Emerging market ETFs have underperformed all year and now serious currency declines in many developing countries are adding to the pain.

For example, WisdomTree Dreyfus Emerging Currency Fund (NYSEArca: CEW) has weakened close to its lowest levels of 2013.

“This prospect of higher interest rates in the United States is having a very negative impact on many EM currencies, with the Indian Rupee, Indonesian Rupiah, Brazilian Real and Turkish Lira all falling sharply early last week in response to rising U.S. rates and now down by 10-15% year-to-date.  The oft-repeated theory is that rising U.S. interest rates are sucking money out of these currencies,” says David Kelly, Chief Global Strategist at J.P. Morgan Funds.

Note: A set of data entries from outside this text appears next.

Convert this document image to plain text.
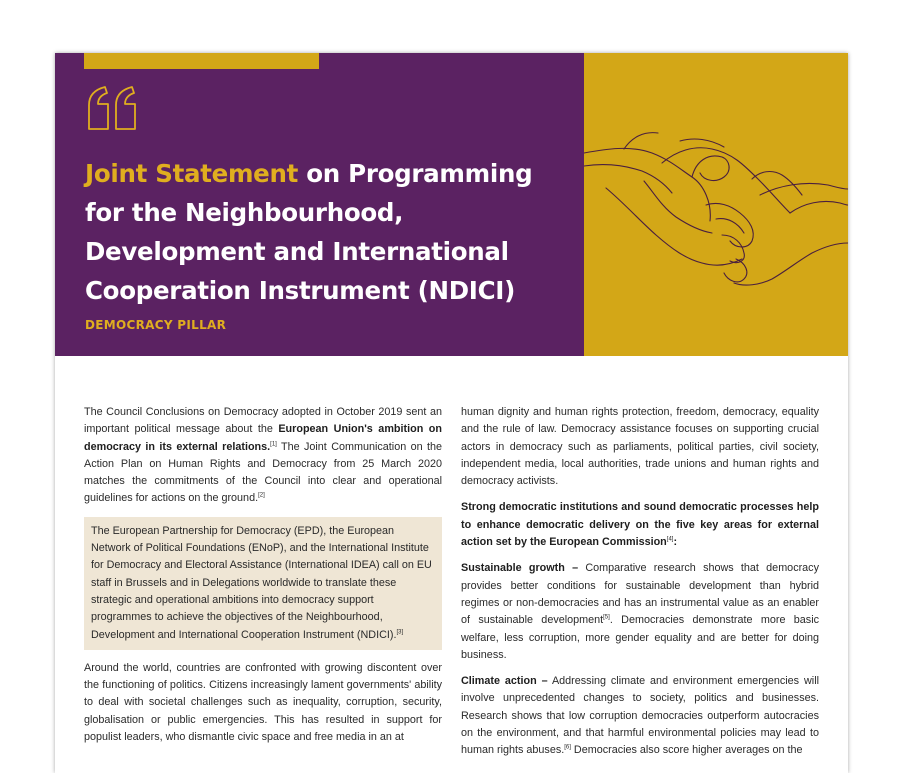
Joint Statement on Programming for the Neighbourhood, Development and International Cooperation Instrument (NDICI)
DEMOCRACY PILLAR

The Council Conclusions on Democracy adopted in October 2019 sent an important political message about the European Union's ambition on democracy in its external relations.[1] The Joint Communication on the Action Plan on Human Rights and Democracy from 25 March 2020 matches the commitments of the Council into clear and operational guidelines for actions on the ground.[2]

The European Partnership for Democracy (EPD), the European Network of Political Foundations (ENoP), and the International Institute for Democracy and Electoral Assistance (International IDEA) call on EU staff in Brussels and in Delegations worldwide to translate these strategic and operational ambitions into democracy support programmes to achieve the objectives of the Neighbourhood, Development and International Cooperation Instrument (NDICI).[3]

Around the world, countries are confronted with growing discontent over the functioning of politics. Citizens increasingly lament governments' ability to deal with societal challenges such as inequality, corruption, security, globalisation or public emergencies. This has resulted in support for populist leaders, who dismantle civic space and free media in an at

human dignity and human rights protection, freedom, democracy, equality and the rule of law. Democracy assistance focuses on supporting crucial actors in democracy such as parliaments, political parties, civil society, independent media, local authorities, trade unions and human rights and democracy activists.

Strong democratic institutions and sound democratic processes help to enhance democratic delivery on the five key areas for external action set by the European Commission[4]:

Sustainable growth – Comparative research shows that democracy provides better conditions for sustainable development than hybrid regimes or non-democracies and has an instrumental value as an enabler of sustainable development[5]. Democracies demonstrate more basic welfare, less corruption, more gender equality and are better for doing business.

Climate action – Addressing climate and environment emergencies will involve unprecedented changes to society, politics and businesses. Research shows that low corruption democracies outperform autocracies on the environment, and that harmful environmental policies may lead to human rights abuses.[6] Democracies also score higher averages on the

“Falling currencies are, of themselves a significant problem for EM economies as they lead to higher imported inflation and central bank attempts to stabilize the currency by raising interest rates,” he added. [India ETFs Fall as Rupee Hits Fresh Record Low]

ETFs that don’t hedge their foreign currency exposure have been hurt by recent trends. [Slumping EM Currencies Pressuring Japan ETFs]

The iShares MSCI Emerging Markets (NYSEArca: EEM) is down about 13% year to date, compared with a gain of 18% for SPDR S&P 500 (NYSEArca: SPY).